Ieri sono stati approvati gli emendamenti che escludono Mdp dall’obbligo di raccogliere le firme per la presentazione delle liste e dimezzano il numero necessario per i partiti non rappresentati in parlamento (Pisapia ringrazia). Inoltre è passata almeno una delle semplificazioni burocratiche che chiedeva il presidente della commissione Mazziotti, con l’appoggio “esterno” dei radicali: anche gli avvocati patrocinanti in Cassazione potranno fare da autenticatori; niente da fare invece per le firme digitali.

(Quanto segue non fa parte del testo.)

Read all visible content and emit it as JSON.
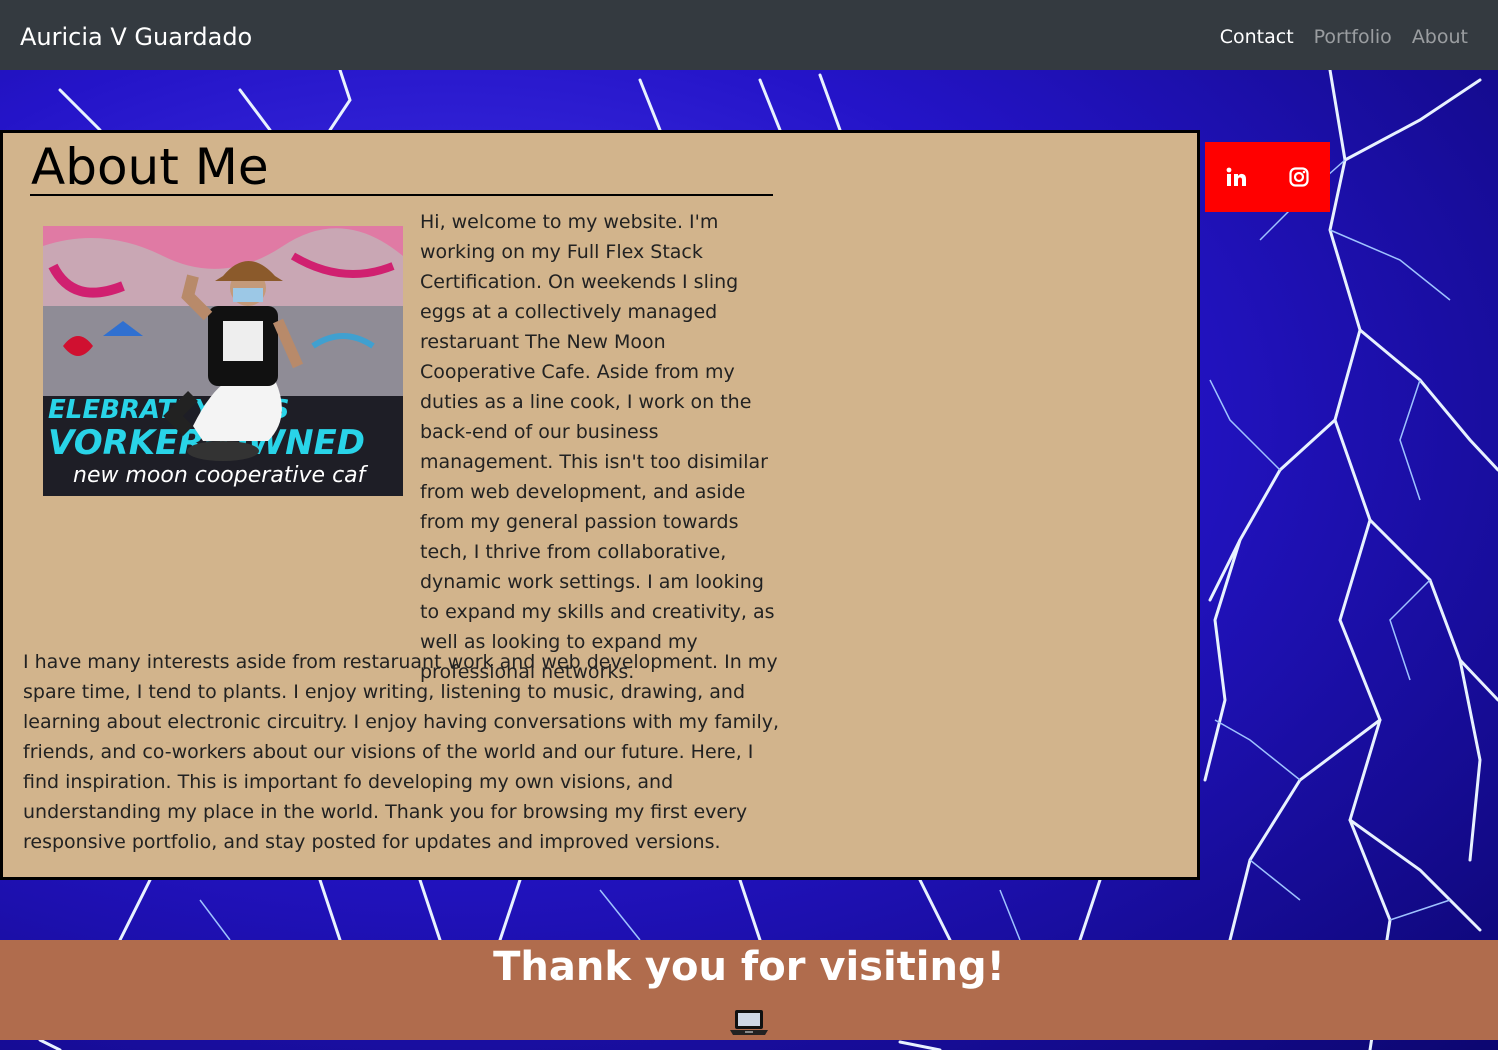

Forza Italia ha ritirato l’emendamento che mirava a fare del leader del partito più votato il capo della coalizione – figura che in questa legge non è prevista a conferma della transitorietà delle coalizioni. Bocciato senza storia l’emendamento – assai discutibile – dei 5 Stelle, in base al quale non sarebbe stato possibile indicare come capo della forza politica chi si trova in condizioni di ineleggibilità per legge Severino. Pensato per escludere Berlusconi, che invece potrà agevolmente rientrare in parlamento una volta ottenuta la riabilitazione, grazie alle elezioni suppletive previste per i collegi uninominali, l’emendamento grillino passa sopra il fatto che alle ultime elezioni proprio i 5 stelle hanno indicato come capo della coalizione Beppe Grillo, ineleggibile secondo le loro stesse regole perché condannato.
Come anticipato venerdì dal manifesto, una delle novità del Rosatellum è il recupero dei candidati sconfitti nell’uninominale. Con un meccanismo che smentisce di nuovo l’impostazione maggioritaria propagandata dal Pd (già limitata a un terzo dei seggi in palio). E conferma invece che i collegi uninominali in questa legge sono solo uno strumento per indirizzare le preferenze sulle liste dei candidati sostenuti da una (finta) coalizione, a tutto danno dei 5 Stelle e della sinistra non alleata con il Pd. La legge prevede un complesso sistema per far fronte all’eventualità che una lista si trovi con meno candidati dei seggi che ha conquistato. Eventualità non impossibile, già verificatasi nel 2001, allora per responsabilità delle liste “civetta”. Questa volta invece potrebbe capitare che una delle liste maggiori (Pd in Toscana o Forza Italia in Lombardia) in un collegio dove può fare il pieno dei voti – siano questi voti diretti sul simbolo del partito o “indiretti”, come quelli andati al solo candidato all’uninominale o alle liste “sotto soglia” (cioè tra l’1% e il 3%) -, possa trovarsi con il listino troppo corto. I listini bloccati per il proporzionale sono infatti al massimo di quattro candidati, mentre i seggi da assegnare in ogni collegio proporzionale possono arrivare fino a otto.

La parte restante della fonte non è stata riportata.